I enjoyed this book – no doubt about it – but my feelings are mixed. The writing is almost exquisite – no doubt about that, either – but I spent way too much time, well, yawning. Simply put, no matter how important descriptions of scenery and events are to the story – and they certainly are – I’m used to mysteries and thrillers with nonstop action, and that doesn’t happen here.

As a child, Abby was found running from her farmhouse on Michigan’s Upper Peninsula – a home consumed by flames. She’s picked up by a couple who know her, and she’s sent to live with relatives because her mother perished in the fire. All Abby can remember is that when she was found, she had a book of matches in her hand with a few missing.

Haunted by that memory and desperately seeking the truth (especially about that book of matches), Abby returns to her roots a decade later, in part to put her keen interest in the great outdoors to use helping her uncle, who has a grant to map and study trees and forests in a nearby area.
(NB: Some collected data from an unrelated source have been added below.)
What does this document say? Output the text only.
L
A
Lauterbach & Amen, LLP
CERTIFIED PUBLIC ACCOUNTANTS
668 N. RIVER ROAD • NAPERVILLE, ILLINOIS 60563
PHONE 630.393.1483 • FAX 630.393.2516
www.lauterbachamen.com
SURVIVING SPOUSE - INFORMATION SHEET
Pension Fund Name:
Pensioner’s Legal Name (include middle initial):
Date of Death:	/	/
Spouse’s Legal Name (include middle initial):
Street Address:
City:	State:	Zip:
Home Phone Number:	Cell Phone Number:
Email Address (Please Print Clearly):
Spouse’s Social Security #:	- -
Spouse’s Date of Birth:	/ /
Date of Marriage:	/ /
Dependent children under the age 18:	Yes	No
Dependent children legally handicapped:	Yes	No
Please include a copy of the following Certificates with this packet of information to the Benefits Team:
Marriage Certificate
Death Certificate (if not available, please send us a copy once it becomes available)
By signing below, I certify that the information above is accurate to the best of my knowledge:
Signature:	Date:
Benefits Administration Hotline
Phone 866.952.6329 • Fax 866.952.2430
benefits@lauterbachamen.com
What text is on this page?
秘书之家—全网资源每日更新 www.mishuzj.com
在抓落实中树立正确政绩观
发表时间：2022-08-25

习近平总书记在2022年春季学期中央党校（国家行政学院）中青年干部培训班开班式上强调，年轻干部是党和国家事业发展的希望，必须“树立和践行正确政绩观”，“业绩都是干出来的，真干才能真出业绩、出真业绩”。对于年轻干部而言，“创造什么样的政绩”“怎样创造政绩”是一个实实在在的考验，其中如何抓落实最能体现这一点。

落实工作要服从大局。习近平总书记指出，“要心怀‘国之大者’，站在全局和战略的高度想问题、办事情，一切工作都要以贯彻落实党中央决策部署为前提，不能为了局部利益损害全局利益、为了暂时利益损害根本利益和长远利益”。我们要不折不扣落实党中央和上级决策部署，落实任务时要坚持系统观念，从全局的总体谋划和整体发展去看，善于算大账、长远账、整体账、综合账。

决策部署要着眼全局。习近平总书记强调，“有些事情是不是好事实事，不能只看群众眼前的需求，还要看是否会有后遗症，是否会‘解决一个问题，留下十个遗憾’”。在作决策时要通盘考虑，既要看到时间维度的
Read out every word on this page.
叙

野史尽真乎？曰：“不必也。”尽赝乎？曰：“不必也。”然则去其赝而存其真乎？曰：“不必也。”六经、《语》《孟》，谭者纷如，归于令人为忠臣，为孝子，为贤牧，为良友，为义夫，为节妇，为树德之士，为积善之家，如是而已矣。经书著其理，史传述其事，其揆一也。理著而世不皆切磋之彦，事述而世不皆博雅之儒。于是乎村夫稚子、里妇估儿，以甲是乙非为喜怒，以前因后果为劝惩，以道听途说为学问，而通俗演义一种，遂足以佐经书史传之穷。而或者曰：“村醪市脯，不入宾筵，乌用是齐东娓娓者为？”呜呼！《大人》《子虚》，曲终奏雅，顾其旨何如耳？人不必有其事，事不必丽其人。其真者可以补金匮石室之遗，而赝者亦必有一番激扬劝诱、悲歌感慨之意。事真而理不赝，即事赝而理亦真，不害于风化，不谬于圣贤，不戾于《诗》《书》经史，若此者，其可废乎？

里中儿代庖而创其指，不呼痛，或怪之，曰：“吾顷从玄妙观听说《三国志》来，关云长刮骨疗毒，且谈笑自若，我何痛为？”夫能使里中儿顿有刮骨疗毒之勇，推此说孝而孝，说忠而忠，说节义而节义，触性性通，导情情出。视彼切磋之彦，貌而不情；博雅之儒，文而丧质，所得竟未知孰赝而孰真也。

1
Shortly after she returns, her best friend Brew invites her to a party and she meets an intriguing girl named Seda, whose behavior seems to range from confused to mental illness. Abby makes it her life’s work to protect Seda, keeping her fed and housed in an abandoned cabin, well away from all her friends and worrying when she disappears from time to time – and their encounters are written about in great detail.

As a reader, I, too, wondered about those matches and who really set the fire. I also wondered why, given Seda’s behavior, Abby would even want to be around her (I’d have given her the boot at her first transgression). The rest of the story leads up to learning the truth about both, mostly filled with descriptions of scenery, events and memories from an angst-filled Abby. As I said earlier, the writing is wonderful, the story itself seems to go nowhere fast, though resolution to the matches issue and Seda’s strangeness are a bit of a surprise (one totally satisfying and the other crossing a bit over the line of credibility). But overall, I must say that while it’s not an edge-of-seat chiller thriller (perhaps best read by a cozy fire with a glass of wine nearby), I definitely recommend the book and thank the publisher, via NetGalley, for the opportunity to read a pre-release copy.

Where the Water Meets the Sky by Diane Les Becquets (Simon & Schuster, May 2026); 320 pp.